No te preocupes, no voy a atormentarte con los horrores de la guerra, con las
hambrunas y los desmanes y las torturas. En la guerra una aprende que la
humanidad siempre puede bajar un peldaño más por la escalera de la abyección.
Sin embargo, visto en retrospectiva, aquel tiempo casi parece civilizado en
comparación con lo que se avecinaba…”; “Pero Rosalind…”; “Ssshhhh!!”, siseó
ella suavemente, “déjame continuar, luego podrás preguntarme lo que quieras”.
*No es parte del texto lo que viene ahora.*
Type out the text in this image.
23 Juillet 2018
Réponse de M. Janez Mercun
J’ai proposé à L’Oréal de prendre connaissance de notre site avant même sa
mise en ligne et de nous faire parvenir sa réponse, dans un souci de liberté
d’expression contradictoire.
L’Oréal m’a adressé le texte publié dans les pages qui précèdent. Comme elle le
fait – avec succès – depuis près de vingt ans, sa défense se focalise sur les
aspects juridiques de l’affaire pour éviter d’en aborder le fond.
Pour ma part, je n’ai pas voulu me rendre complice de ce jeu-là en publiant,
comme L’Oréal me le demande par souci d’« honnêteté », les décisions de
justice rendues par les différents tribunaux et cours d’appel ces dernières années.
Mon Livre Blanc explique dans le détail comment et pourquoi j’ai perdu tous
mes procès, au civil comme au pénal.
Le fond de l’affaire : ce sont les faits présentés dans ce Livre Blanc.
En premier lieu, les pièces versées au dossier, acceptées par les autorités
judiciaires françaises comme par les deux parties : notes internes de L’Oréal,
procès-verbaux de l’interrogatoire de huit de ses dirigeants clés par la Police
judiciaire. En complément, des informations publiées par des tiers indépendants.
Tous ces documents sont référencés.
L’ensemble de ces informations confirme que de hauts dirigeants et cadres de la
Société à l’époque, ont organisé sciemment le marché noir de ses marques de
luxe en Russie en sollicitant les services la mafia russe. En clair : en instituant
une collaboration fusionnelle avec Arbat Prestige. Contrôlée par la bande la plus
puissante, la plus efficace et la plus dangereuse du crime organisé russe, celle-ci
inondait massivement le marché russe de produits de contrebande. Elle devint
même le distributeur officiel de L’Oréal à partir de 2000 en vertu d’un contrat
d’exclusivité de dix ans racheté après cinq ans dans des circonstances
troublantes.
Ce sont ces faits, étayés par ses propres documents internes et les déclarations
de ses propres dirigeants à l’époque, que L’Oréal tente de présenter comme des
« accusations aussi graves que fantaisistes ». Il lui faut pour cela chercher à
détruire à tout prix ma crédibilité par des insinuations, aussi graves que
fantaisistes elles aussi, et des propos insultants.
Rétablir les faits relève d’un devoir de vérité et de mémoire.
Asentí. “Llevábamos poco más de medio año en contienda cuando Málaga, asediada
a base de bombardeos, se disponía a caer de un momento a otro. Justo antes de
que todas las vías de escape se vieran cerradas, mi padre, en un alarde de
clarividencia, ordenó a mi madre y a sus hermanas que huyeran hacia el norte con
los niños, y que tratasen por todos los medios de alejarse del frente, incluso
pasando a Francia, si fuese necesario. Que ya nos reuniríamos cuando acabase
aquel maldito golpe de estado que no podía durar mucho. Mi madre y mis tías se
negaron, pero al final, entre los hombres y mi abuela, que se negó a marcharse
porque nos retrasaría, lograron convencerlas. Yo no quería dejar a mi familia,
ninguno de los muchos que marcharon en aquel tiempo quería, y llorábamos a
mares, y cuanto más veíamos llorar a los adultos, más nos entristecíamos y
asustábamos los niños. Viéndome en aquel estado, mi padre, que era un orfebre
aficionado, subió al tallercito que tenía en el desván y bajó al momento con
una pieza de cobre. Al principio creí que era un trozo de tubería, pero resultó
que se trataba de un anillo en el que estaba trabajando para regalármelo por mi
cumpleaños. Me dijo: “Rosalía, ahora vas
a tener que ser muy fuerte, por papá, por mamá, por todos, ¿de acuerdo? No te
entristezcas, mi niña, que ya verás cómo enseguida nos volvemos a ver. Mira,
este anillo es un regalo para ti. Es un anillo muy especial, porque contiene
una promesa: cada vez que te preocupes, solo tienes que mirarlo, y recordar que
pase lo que pase, las cosas mejorarán. ¿De acuerdo?”. Yo hice esfuerzos por
contener mi llanto, y le dije que sí sin demasiada convicción, por no aumentar
el dolor que reflejaban sus ojos color aceituna. Hay que reconocer que no es la
pieza más bonita del mundo. Pero es importante para mí: es el único recuerdo
que me queda de todo aquello.
»Así
que nos pusimos en marcha, con nuestro exiguo equipaje improvisado en bolsas de
tela y ligeras maletas de cartón. Unos días después de mi cumpleaños, un
cumpleaños triste y sin celebraciones, como todos los de los niños de aquella
época, ya habíamos dejado Úbeda atrás y nos encaminábamos hacia La Mancha. Ya
te puedes imaginar la clase de calamidades a las que pudo tener que enfrentarse
un grupo de mujeres con una recua de niños bajo el brazo, sin apenas dinero,
huyendo alocadamente en mitad del invierno por un país en guerra. Sin saber en
quién confiar. Cualquiera podía venderte. Siendo blanco fácil de los abusos de
cualquiera de ambos bandos. Pasamos muchísimo hambre, y aun cosas peores que el
hambre, llegamos a comer hierbas y raíces… Mucha gente, sobre todo ancianos y
niños, murieron de desnutrición. Y, en general, de miseria, de frío y
enfermedades. Dos primos míos y una tía, entre ellos.
»Más
tarde nos enteraríamos de que el general Queipo de Llano, aquella rata vil y
traidora”, Rosalind pronunció estas palabras con un odio terrible, con los
dientes apretados, “había anunciado por radio en aquel febrero espantoso que
sería mejor para los malagueños que tuviesen algo que temer escapar hacia la
zona roja por la carretera de Almería, que era la única vía libre que quedaba.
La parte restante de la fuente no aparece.